Current treatments for pulmonary fibrosis are limited to steroids and other immune-system-lowering drugs that help slow down lung tissue deterioration as the thin walls of the air sacs stiffen and lose capacity to freely expand and contract.

More than 200,000 Americans suffer from pulmonary fibrosis, whose cause remains unknown. And the lung disease kills nearly 40,000 each year.

“If we had been able to treat Lisa Spaeth’s fatigue from poor quality sleep, then she might have had more time to lead her life as fully as she had been prior to getting sick,” says Danoff.

Despite Spaeth’s death, her zest for life carries on. Her mother, Froma Sandler, maintains the business. And through the encouragement of family and friends, more than a thousand people have donated to medical research in Spaeth’s honor. The largest-ever contributions arrived in May, just prior to the first anniversary of Spaeth’s death, when the Maryland-based Robert M. Fisher Memorial Foundation pledged $2 million to Johns Hopkins to help fund Danoff’s future studies into pulmonary disease.

“This research funding will lay the groundwork for a more consolidated and comprehensive look at the many factors that may improve and extend the lives of patients with pulmonary fibrosis: from rehabilitation of the lungs to the development and testing of new medications to offset losses in quality of life from fatigue,” says Danoff.

Danoff plans to use some of the funding to support studies that monitor patients with pulmonary fibrosis for problems in sleep patterns, especially in deep-sleep R.E.M. patterns, to target for treatment.

Another phase of research, she says, involves testing new devices to support breathing during sleep and to see if these devices improve quality sleep time and abate fatigue.
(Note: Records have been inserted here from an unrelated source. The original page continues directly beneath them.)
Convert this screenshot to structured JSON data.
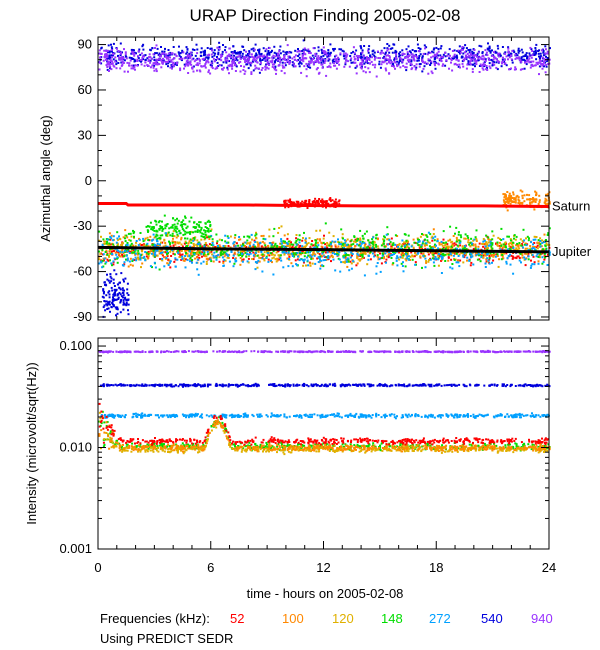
{
  "chart_data": [
    {
      "type": "scatter",
      "title": "URAP Direction Finding  2005-02-08",
      "ylabel": "Azimuthal angle (deg)",
      "ylim": [
        -92,
        95
      ],
      "xlim": [
        0,
        24
      ],
      "y_ticks": [
        "90",
        "60",
        "30",
        "0",
        "-30",
        "-60",
        "-90"
      ],
      "y_tick_values": [
        90,
        60,
        30,
        0,
        -30,
        -60,
        -90
      ],
      "reference_lines": [
        {
          "name": "Saturn",
          "color": "#ff0000",
          "x": [
            0,
            1.5,
            1.6,
            8,
            10,
            14,
            18,
            20.5,
            24
          ],
          "y": [
            -15,
            -15,
            -16,
            -16,
            -16.3,
            -16.6,
            -16.6,
            -16.6,
            -17
          ]
        },
        {
          "name": "Jupiter",
          "color": "#000000",
          "x": [
            0,
            6,
            12,
            18,
            24
          ],
          "y": [
            -44,
            -45,
            -45.5,
            -46.3,
            -47
          ]
        }
      ],
      "series": [
        {
          "freq": "52",
          "color": "#ff0000",
          "center": -46,
          "spread": 6
        },
        {
          "freq": "100",
          "color": "#ff8800",
          "center": -45,
          "spread": 7
        },
        {
          "freq": "120",
          "color": "#e0b000",
          "center": -44,
          "spread": 8
        },
        {
          "freq": "148",
          "color": "#00dd00",
          "center": -43,
          "spread": 9
        },
        {
          "freq": "272",
          "color": "#00a0ff",
          "center": -47,
          "spread": 9
        },
        {
          "freq": "540",
          "color": "#0000dd",
          "center": 83,
          "spread": 6
        },
        {
          "freq": "940",
          "color": "#9933ff",
          "center": 80,
          "spread": 6
        }
      ],
      "clusters": [
        {
          "color": "#ff0000",
          "x_range": [
            9.8,
            12.8
          ],
          "y_center": -14,
          "spread": 2.5
        },
        {
          "color": "#ff8800",
          "x_range": [
            21.5,
            24
          ],
          "y_center": -12,
          "spread": 5
        },
        {
          "color": "#00dd00",
          "x_range": [
            2.5,
            6
          ],
          "y_center": -30,
          "spread": 6
        },
        {
          "color": "#0000dd",
          "x_range": [
            0.2,
            1.6
          ],
          "y_center": -75,
          "spread": 12
        }
      ]
    },
    {
      "type": "scatter",
      "ylabel": "Intensity (microvolt/sqrt(Hz))",
      "yscale": "log",
      "ylim": [
        0.001,
        0.12
      ],
      "xlim": [
        0,
        24
      ],
      "xlabel": "time - hours on 2005-02-08",
      "x_ticks": [
        "0",
        "6",
        "12",
        "18",
        "24"
      ],
      "x_tick_values": [
        0,
        6,
        12,
        18,
        24
      ],
      "y_ticks": [
        "0.100",
        "0.010",
        "0.001"
      ],
      "y_tick_values": [
        0.1,
        0.01,
        0.001
      ],
      "series": [
        {
          "freq": "940",
          "color": "#9933ff",
          "level": 0.09,
          "noise": 0.01
        },
        {
          "freq": "540",
          "color": "#0000dd",
          "level": 0.042,
          "noise": 0.02
        },
        {
          "freq": "272",
          "color": "#00a0ff",
          "level": 0.021,
          "noise": 0.03
        },
        {
          "freq": "148",
          "color": "#00dd00",
          "level": 0.0105,
          "noise": 0.06
        },
        {
          "freq": "120",
          "color": "#e0b000",
          "level": 0.0098,
          "noise": 0.05
        },
        {
          "freq": "100",
          "color": "#ff8800",
          "level": 0.0102,
          "noise": 0.05
        },
        {
          "freq": "52",
          "color": "#ff0000",
          "level": 0.0118,
          "noise": 0.05
        }
      ]
    }
  ],
  "legend": {
    "label": "Frequencies (kHz):",
    "items": [
      {
        "text": "52",
        "color": "#ff0000"
      },
      {
        "text": "100",
        "color": "#ff8800"
      },
      {
        "text": "120",
        "color": "#e0b000"
      },
      {
        "text": "148",
        "color": "#00dd00"
      },
      {
        "text": "272",
        "color": "#00a0ff"
      },
      {
        "text": "540",
        "color": "#0000dd"
      },
      {
        "text": "940",
        "color": "#9933ff"
      }
    ]
  },
  "note": "Using PREDICT SEDR"
}
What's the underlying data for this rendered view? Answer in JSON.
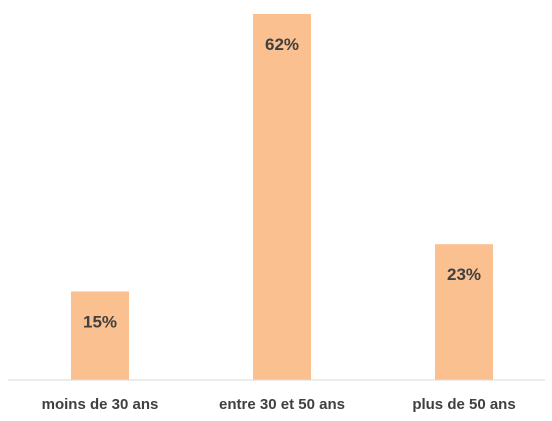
{
  "chart_data": {
    "type": "bar",
    "title": "",
    "xlabel": "",
    "ylabel": "",
    "categories": [
      "moins de 30 ans",
      "entre 30 et 50 ans",
      "plus de 50 ans"
    ],
    "values": [
      15,
      62,
      23
    ],
    "data_labels": [
      "15%",
      "62%",
      "23%"
    ],
    "unit": "%",
    "ylim": [
      0,
      62
    ],
    "grid": false,
    "legend": "none",
    "bar_color": "#FAC090",
    "axis_color": "#D9D9D9",
    "label_color": "#404040"
  }
}
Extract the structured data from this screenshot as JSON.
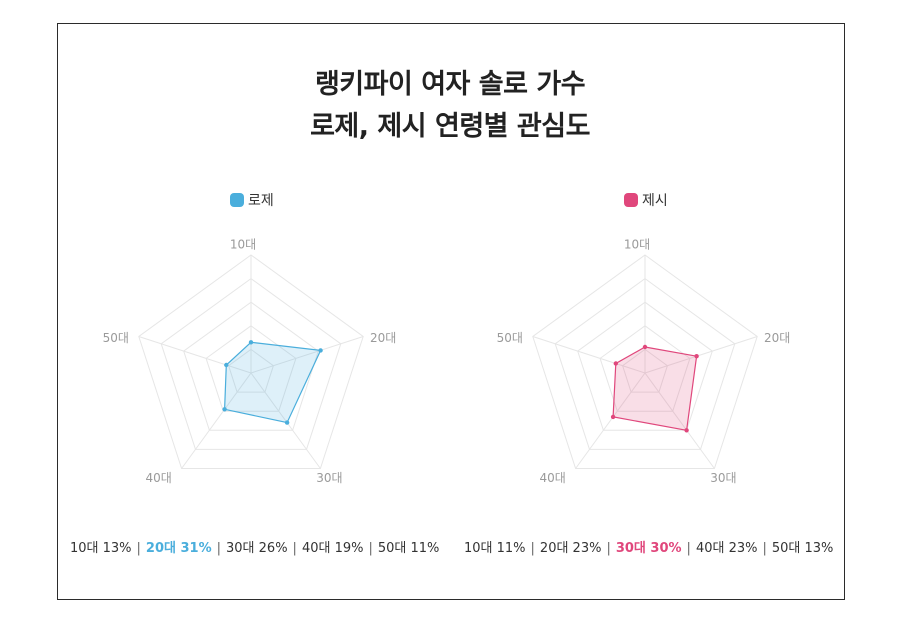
{
  "title": {
    "line1": "랭키파이 여자 솔로 가수",
    "line2": "로제, 제시 연령별 관심도"
  },
  "colors": {
    "rose": "#4aaedc",
    "jessi": "#e0477c",
    "grid": "#e6e6e6",
    "axis_text": "#9a9a9a"
  },
  "chart_data": [
    {
      "type": "radar",
      "series_name": "로제",
      "categories": [
        "10대",
        "20대",
        "30대",
        "40대",
        "50대"
      ],
      "values": [
        13,
        31,
        26,
        19,
        11
      ],
      "summary": [
        {
          "label": "10대 13%",
          "highlight": false
        },
        {
          "label": "20대 31%",
          "highlight": true
        },
        {
          "label": "30대 26%",
          "highlight": false
        },
        {
          "label": "40대 19%",
          "highlight": false
        },
        {
          "label": "50대 11%",
          "highlight": false
        }
      ]
    },
    {
      "type": "radar",
      "series_name": "제시",
      "categories": [
        "10대",
        "20대",
        "30대",
        "40대",
        "50대"
      ],
      "values": [
        11,
        23,
        30,
        23,
        13
      ],
      "summary": [
        {
          "label": "10대 11%",
          "highlight": false
        },
        {
          "label": "20대 23%",
          "highlight": false
        },
        {
          "label": "30대 30%",
          "highlight": true
        },
        {
          "label": "40대 23%",
          "highlight": false
        },
        {
          "label": "50대 13%",
          "highlight": false
        }
      ]
    }
  ]
}
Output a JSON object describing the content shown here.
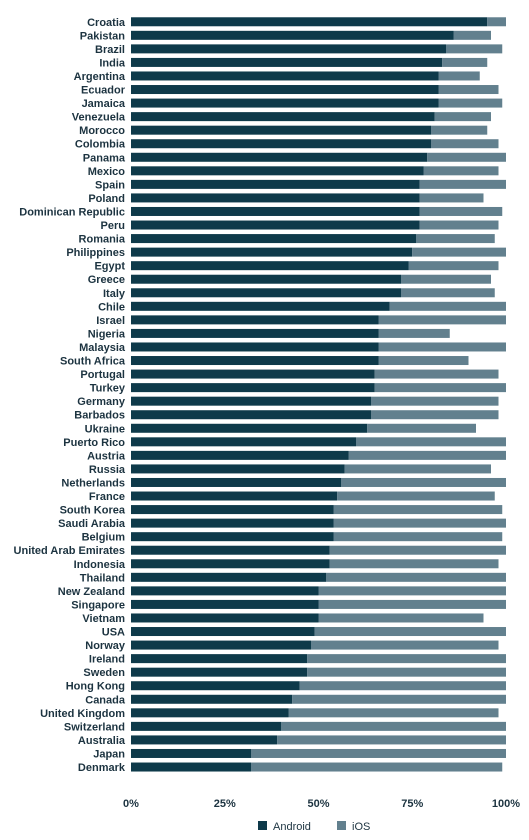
{
  "chart_data": {
    "type": "bar",
    "orientation": "horizontal",
    "stacked": true,
    "categories": [
      "Croatia",
      "Pakistan",
      "Brazil",
      "India",
      "Argentina",
      "Ecuador",
      "Jamaica",
      "Venezuela",
      "Morocco",
      "Colombia",
      "Panama",
      "Mexico",
      "Spain",
      "Poland",
      "Dominican Republic",
      "Peru",
      "Romania",
      "Philippines",
      "Egypt",
      "Greece",
      "Italy",
      "Chile",
      "Israel",
      "Nigeria",
      "Malaysia",
      "South Africa",
      "Portugal",
      "Turkey",
      "Germany",
      "Barbados",
      "Ukraine",
      "Puerto Rico",
      "Austria",
      "Russia",
      "Netherlands",
      "France",
      "South Korea",
      "Saudi Arabia",
      "Belgium",
      "United Arab Emirates",
      "Indonesia",
      "Thailand",
      "New Zealand",
      "Singapore",
      "Vietnam",
      "USA",
      "Norway",
      "Ireland",
      "Sweden",
      "Hong Kong",
      "Canada",
      "United Kingdom",
      "Switzerland",
      "Australia",
      "Japan",
      "Denmark"
    ],
    "series": [
      {
        "name": "Android",
        "color": "#0e3a4a",
        "values": [
          95,
          86,
          84,
          83,
          82,
          82,
          82,
          81,
          80,
          80,
          79,
          78,
          77,
          77,
          77,
          77,
          76,
          75,
          74,
          72,
          72,
          69,
          66,
          66,
          66,
          66,
          65,
          65,
          64,
          64,
          63,
          60,
          58,
          57,
          56,
          55,
          54,
          54,
          54,
          53,
          53,
          52,
          50,
          50,
          50,
          49,
          48,
          47,
          47,
          45,
          43,
          42,
          40,
          39,
          32,
          32
        ]
      },
      {
        "name": "iOS",
        "color": "#62808e",
        "values": [
          5,
          10,
          15,
          12,
          11,
          16,
          17,
          15,
          15,
          18,
          21,
          20,
          23,
          17,
          22,
          21,
          21,
          25,
          24,
          24,
          25,
          31,
          34,
          19,
          34,
          24,
          33,
          35,
          34,
          34,
          29,
          40,
          42,
          39,
          44,
          42,
          45,
          46,
          45,
          47,
          45,
          48,
          50,
          50,
          44,
          51,
          50,
          53,
          53,
          55,
          57,
          56,
          60,
          61,
          68,
          67
        ]
      }
    ],
    "xlim": [
      0,
      100
    ],
    "x_ticks": [
      "0%",
      "25%",
      "50%",
      "75%",
      "100%"
    ],
    "legend_position": "bottom-center",
    "grid": false
  }
}
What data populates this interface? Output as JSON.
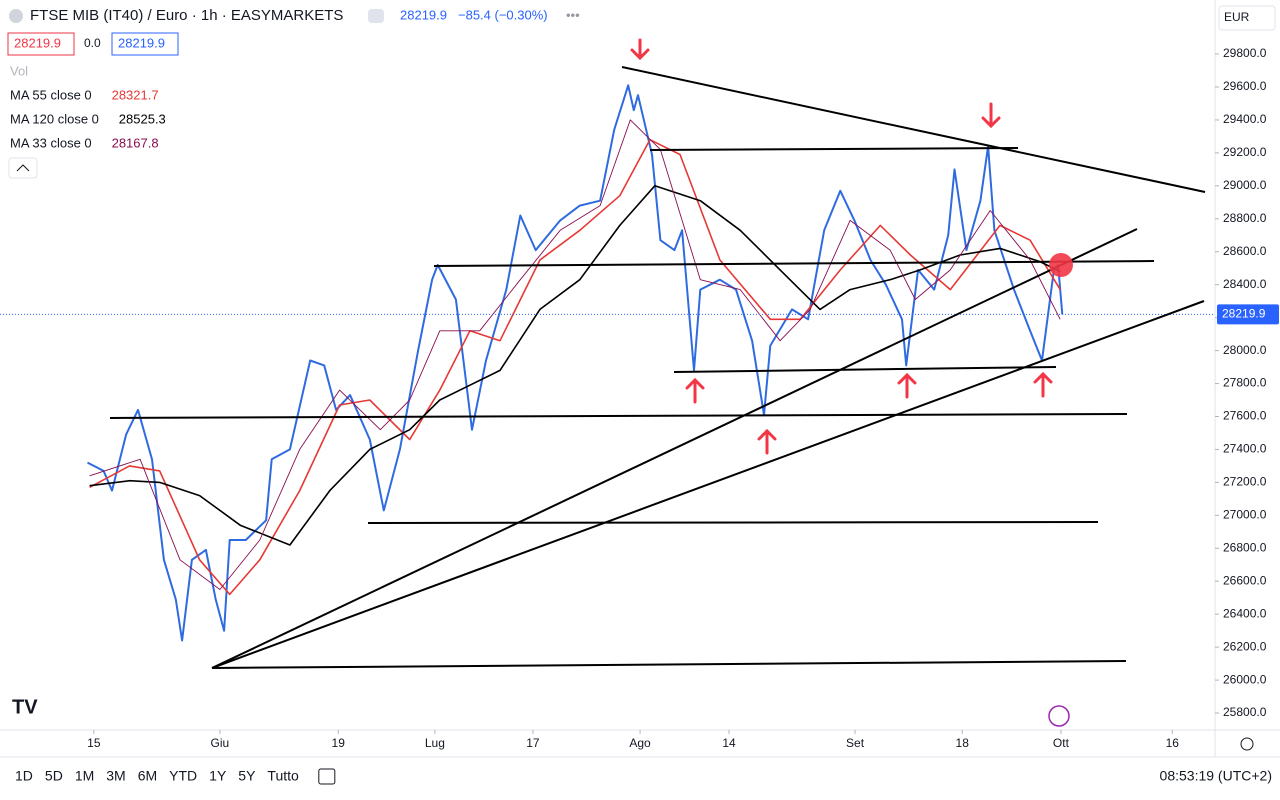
{
  "chart_data": {
    "type": "line",
    "title": "FTSE MIB (IT40) / Euro · 1h · EASYMARKETS",
    "header_price": "28219.9",
    "header_change": "−85.4 (−0.30%)",
    "bid": "28219.9",
    "spread": "0.0",
    "ask": "28219.9",
    "vol_label": "Vol",
    "currency": "EUR",
    "last_price": 28219.9,
    "last_price_label": "28219.9",
    "grid": false,
    "xlim": [
      -13.4,
      160.1
    ],
    "ylim": [
      25697,
      30128
    ],
    "xticks": [
      {
        "value": 0,
        "label": "15"
      },
      {
        "value": 18,
        "label": "Giu"
      },
      {
        "value": 34.9,
        "label": "19"
      },
      {
        "value": 48.7,
        "label": "Lug"
      },
      {
        "value": 62.7,
        "label": "17"
      },
      {
        "value": 78,
        "label": "Ago"
      },
      {
        "value": 90.7,
        "label": "14"
      },
      {
        "value": 108.7,
        "label": "Set"
      },
      {
        "value": 124,
        "label": "18"
      },
      {
        "value": 138.1,
        "label": "Ott"
      },
      {
        "value": 154,
        "label": "16"
      }
    ],
    "yticks": [
      {
        "value": 25800,
        "label": "25800.0"
      },
      {
        "value": 26000,
        "label": "26000.0"
      },
      {
        "value": 26200,
        "label": "26200.0"
      },
      {
        "value": 26400,
        "label": "26400.0"
      },
      {
        "value": 26600,
        "label": "26600.0"
      },
      {
        "value": 26800,
        "label": "26800.0"
      },
      {
        "value": 27000,
        "label": "27000.0"
      },
      {
        "value": 27200,
        "label": "27200.0"
      },
      {
        "value": 27400,
        "label": "27400.0"
      },
      {
        "value": 27600,
        "label": "27600.0"
      },
      {
        "value": 27800,
        "label": "27800.0"
      },
      {
        "value": 28000,
        "label": "28000.0"
      },
      {
        "value": 28200,
        "label": "28200.0"
      },
      {
        "value": 28400,
        "label": "28400.0"
      },
      {
        "value": 28600,
        "label": "28600.0"
      },
      {
        "value": 28800,
        "label": "28800.0"
      },
      {
        "value": 29000,
        "label": "29000.0"
      },
      {
        "value": 29200,
        "label": "29200.0"
      },
      {
        "value": 29400,
        "label": "29400.0"
      },
      {
        "value": 29600,
        "label": "29600.0"
      },
      {
        "value": 29800,
        "label": "29800.0"
      }
    ],
    "series": [
      {
        "color": "#2f6be0",
        "width": 2,
        "x": [
          -0.9,
          1.4,
          2.6,
          4.6,
          6.3,
          8.3,
          10,
          11.7,
          12.6,
          14,
          16,
          17.4,
          18.6,
          19.4,
          21.7,
          24.6,
          25.4,
          28,
          30.9,
          32.9,
          34.6,
          36.6,
          39.4,
          41.4,
          43.7,
          46.3,
          48.3,
          49.1,
          51.7,
          54,
          56,
          58.9,
          60.9,
          63.1,
          66.6,
          69.4,
          72.3,
          74.3,
          76.3,
          77.1,
          77.7,
          79.7,
          80.9,
          82.9,
          84,
          85.7,
          86.6,
          89.4,
          91.7,
          94,
          95.7,
          96.6,
          99.7,
          102,
          104.3,
          106.6,
          108.6,
          110.9,
          113.1,
          115.4,
          116,
          117.7,
          120,
          122,
          122.9,
          124.6,
          126.6,
          127.7,
          128.6,
          131.4,
          133.7,
          135.4,
          137.1,
          137.7,
          138.3
        ],
        "values": [
          27320,
          27270,
          27150,
          27490,
          27640,
          27340,
          26730,
          26490,
          26240,
          26730,
          26790,
          26490,
          26300,
          26850,
          26850,
          26970,
          27340,
          27400,
          27940,
          27910,
          27640,
          27730,
          27460,
          27030,
          27400,
          28000,
          28430,
          28520,
          28310,
          27520,
          27940,
          28370,
          28820,
          28610,
          28790,
          28880,
          28910,
          29340,
          29610,
          29460,
          29550,
          29190,
          28670,
          28610,
          28730,
          27880,
          28370,
          28430,
          28370,
          28060,
          27610,
          28030,
          28250,
          28190,
          28730,
          28970,
          28790,
          28550,
          28400,
          28190,
          27910,
          28490,
          28370,
          28700,
          29100,
          28610,
          28910,
          29240,
          28730,
          28370,
          28120,
          27940,
          28490,
          28520,
          28220
        ]
      },
      {
        "name": "MA 55 close 0",
        "last_value": "28321.7",
        "color": "#e53935",
        "width": 1.6,
        "x": [
          -0.6,
          5.1,
          9.4,
          15.1,
          19.4,
          23.7,
          29.4,
          35.1,
          39.4,
          45.1,
          49.4,
          53.7,
          58,
          63.7,
          69.4,
          75.1,
          79.4,
          83.7,
          89.4,
          96.6,
          100.9,
          106.6,
          112.3,
          116.6,
          122.3,
          129.4,
          133.7,
          138
        ],
        "values": [
          27170,
          27300,
          27270,
          26730,
          26520,
          26730,
          27150,
          27670,
          27700,
          27460,
          27760,
          28120,
          28060,
          28550,
          28730,
          28940,
          29280,
          29190,
          28550,
          28190,
          28190,
          28490,
          28760,
          28580,
          28370,
          28760,
          28670,
          28370
        ]
      },
      {
        "name": "MA 120 close 0",
        "last_value": "28525.3",
        "color": "#000000",
        "width": 1.6,
        "x": [
          -0.6,
          5.1,
          9.4,
          15.1,
          20.9,
          28,
          33.7,
          39.4,
          45.1,
          49.4,
          53.7,
          58,
          63.7,
          69.4,
          75.1,
          80.1,
          86.6,
          92.3,
          98,
          103.7,
          108,
          113.7,
          118,
          123.7,
          129.4,
          135.1,
          138
        ],
        "values": [
          27180,
          27210,
          27200,
          27120,
          26940,
          26820,
          27150,
          27400,
          27520,
          27700,
          27790,
          27880,
          28250,
          28430,
          28760,
          29000,
          28910,
          28730,
          28490,
          28250,
          28370,
          28430,
          28490,
          28580,
          28620,
          28540,
          28480
        ]
      },
      {
        "name": "MA 33 close 0",
        "last_value": "28167.8",
        "color": "#880e4f",
        "width": 0.9,
        "x": [
          -0.6,
          6.6,
          12.3,
          18,
          23.7,
          29.4,
          35.1,
          40.9,
          45.1,
          49.4,
          55.1,
          60.9,
          66.6,
          72.3,
          76.6,
          80.9,
          86.6,
          92.3,
          98,
          102.3,
          108,
          113.7,
          117.3,
          122.3,
          128,
          133.7,
          138
        ],
        "values": [
          27240,
          27340,
          26730,
          26550,
          26850,
          27400,
          27760,
          27520,
          27700,
          28120,
          28120,
          28430,
          28730,
          28880,
          29400,
          29220,
          28430,
          28370,
          28060,
          28250,
          28790,
          28610,
          28310,
          28490,
          28850,
          28550,
          28190
        ]
      }
    ],
    "timeframes": [
      "1D",
      "5D",
      "1M",
      "3M",
      "6M",
      "YTD",
      "1Y",
      "5Y",
      "Tutto"
    ],
    "clock": "08:53:19 (UTC+2)"
  }
}
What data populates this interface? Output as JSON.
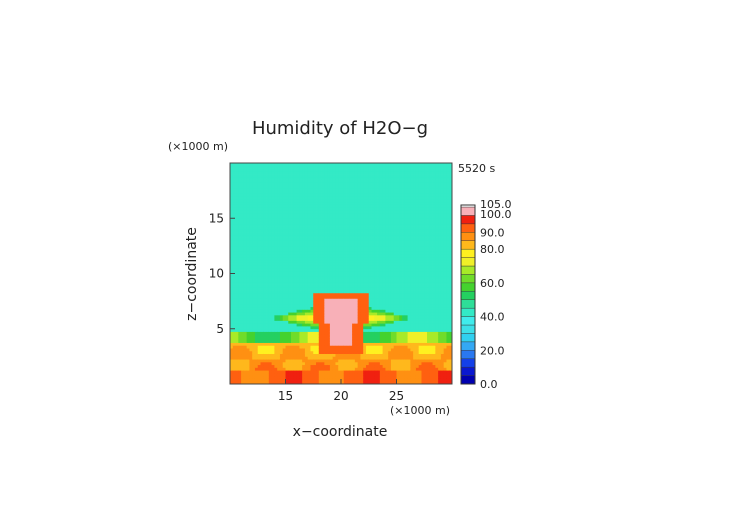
{
  "chart_data": {
    "type": "heatmap",
    "title": "Humidity of H2O−g",
    "time_label": "5520 s",
    "xlabel": "x−coordinate",
    "ylabel": "z−coordinate",
    "x_unit": "(×1000 m)",
    "y_unit": "(×1000 m)",
    "xlim": [
      10,
      30
    ],
    "ylim": [
      0,
      20
    ],
    "x_ticks": [
      15,
      20,
      25
    ],
    "y_ticks": [
      5,
      10,
      15
    ],
    "colorbar": {
      "levels": [
        {
          "value": 0.0,
          "color": "#0000b0"
        },
        {
          "value": 5.0,
          "color": "#0a18d0"
        },
        {
          "value": 10.0,
          "color": "#1440e8"
        },
        {
          "value": 15.0,
          "color": "#2a78f0"
        },
        {
          "value": 20.0,
          "color": "#34a8f4"
        },
        {
          "value": 25.0,
          "color": "#30d0f0"
        },
        {
          "value": 30.0,
          "color": "#3ce0e8"
        },
        {
          "value": 35.0,
          "color": "#40ecec"
        },
        {
          "value": 40.0,
          "color": "#33eac6"
        },
        {
          "value": 45.0,
          "color": "#2ede98"
        },
        {
          "value": 50.0,
          "color": "#24d060"
        },
        {
          "value": 55.0,
          "color": "#44d22e"
        },
        {
          "value": 60.0,
          "color": "#70dc2a"
        },
        {
          "value": 65.0,
          "color": "#a8ea28"
        },
        {
          "value": 70.0,
          "color": "#f0f028"
        },
        {
          "value": 75.0,
          "color": "#fff020"
        },
        {
          "value": 80.0,
          "color": "#ffb81c"
        },
        {
          "value": 85.0,
          "color": "#ff9012"
        },
        {
          "value": 90.0,
          "color": "#ff6010"
        },
        {
          "value": 95.0,
          "color": "#f02010"
        },
        {
          "value": 100.0,
          "color": "#f8b0b8"
        },
        {
          "value": 105.0,
          "color": "#ffffff"
        }
      ],
      "labels": [
        "0.0",
        "20.0",
        "40.0",
        "60.0",
        "80.0",
        "90.0",
        "100.0",
        "105.0"
      ],
      "label_values": [
        0,
        20,
        40,
        60,
        80,
        90,
        100,
        105
      ]
    },
    "field": {
      "description_of_values": "relative humidity (%) sampled on a coarse grid",
      "background_value": 42,
      "surface_layer": {
        "top_z": 4.8,
        "value_near_ground": 92,
        "value_mid": 78
      },
      "cloud_core": {
        "x_center": 20,
        "z_base": 3.5,
        "z_top": 7.7,
        "width": 1.5,
        "value": 102
      },
      "anvil": {
        "z": 6.0,
        "x_extent": [
          14.5,
          26.5
        ],
        "value": 72
      }
    }
  }
}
Funding for this latest study was provided by a fellowship grant from the CHEST Foundation, the philanthropic arm of the American College of Chest Physicians, which also publishes the journal Chest, and by The Johns Hopkins Hospital’s General Clinical Research Center.

In addition to Danoff, other Hopkins researchers involved in these studies, conducted solely in Balimore, were Vidya Krishnan, M.D.; Meredith McCormack, M.D., M.H.S.; Stephen Mathai, M.D., M.H.S.; Maureen Horton, M.D.; and Nancy Collop, M.D. Additional assistance was provided by Shikhar Agarwal, M.D., from the Johns Hopkins University’s Bloomberg School of Public Health; Brittany Richardson, from the University of Maryland; and Albert Polito, M.D., from Mercy Medical Center.